Mr Justice O’Moore said last month that if the daily fine imposed on Mr Burke “does not have the desired effect, it can always be increased”.
The judge previously ruled out further imprisonment or the sequestration of Mr Burke’s assets, the two other options available to the court for dealing with ongoing contempt.
Last week the Irish Independent reported that Burke appears to have sabotaged his chances of winning an appeal against High Court orders after turning up at his former workplace despite being warned by the President of the Court of Appeal that it may not deliver a decision if there was further “egregious conduct” by him.
Mr Justice George Birmingham warned last Thursday week that it would consider appeals of just two of the four High Court decisions Mr Burke was seeking to challenge, but that a decision on the merits was “very much in Mr Burke’s hands”.
The three-judge court made the decision to limit what it would consider after the dismissed schoolteacher refused to say if he would stay away from Wilson’s Hospital School pending the delivery of its ruling.
Mr Burke has continued to go to its premises each school day despite first being suspended and later dismissed from his job there as a teacher of history and German.
He spent 108 days in prison last year for contempt of court orders and is currently being fined for each day he remains in contempt.

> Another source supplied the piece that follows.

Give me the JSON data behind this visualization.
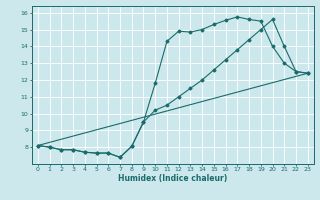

His suspension last August came after Mr Burke, an evangelical Christian, refused to comply with a request from the then principal to call a transgender pupil by a new name and by their preferred pronouns.
He was sacked last month but a tribunal will hear an appeal of his dismissal in April.
The teacher is not appealing the order which resulted in his imprisonment.
Instead he is asking the Court of Appeal to set aside a temporary injunction granted by Ms Justice Siobhan Stack last August restraining him from attending for work, and a subsequent decision of Mr Justice Max Barrett last September to keep the injunction in place pending a final hearing of the matter.
These decisions will be considered by the Court of Appeal.
But two other subsequent High Court decisions, made by Mr Justice Conor Dignam and Ms Justice Eileen Roberts, will not.
These include the dismissal of an application brought by Mr Burke aimed at setting aside his suspension.
Outlining his appeal, Mr Burke claimed the orders restraining him from turning up at the school were “unlawful”, “unconstitutional” and had no legal effect.
He referred to articles of the Constitution regarding freedom to practice religious beliefs and homage to God.
Mr Justice Birmingham, sitting with Mr Justice John Edwards and Ms Justice Máire Whelan, said last Thursday week the court was “unimpressed Mr Burke won’t offer any assurance” regarding his future conduct.
After rising to consider whether it would hear the appeal at all, the judge said the court would consider his challenge to orders restraining him from turning up at the school but would not consider what he described as “positive” orders being sought by Mr Burke.
Mr Justice Birmingham also warned that the court may not deliver a decision in the appeal at all if there was further “egregious conduct” by Mr Burke, a reference to his ongoing contempt of court by going to the school.
“Whether there will be a decision on the merits will be very much in Mr Burke’s hands,” said Mr Justice Birmingham.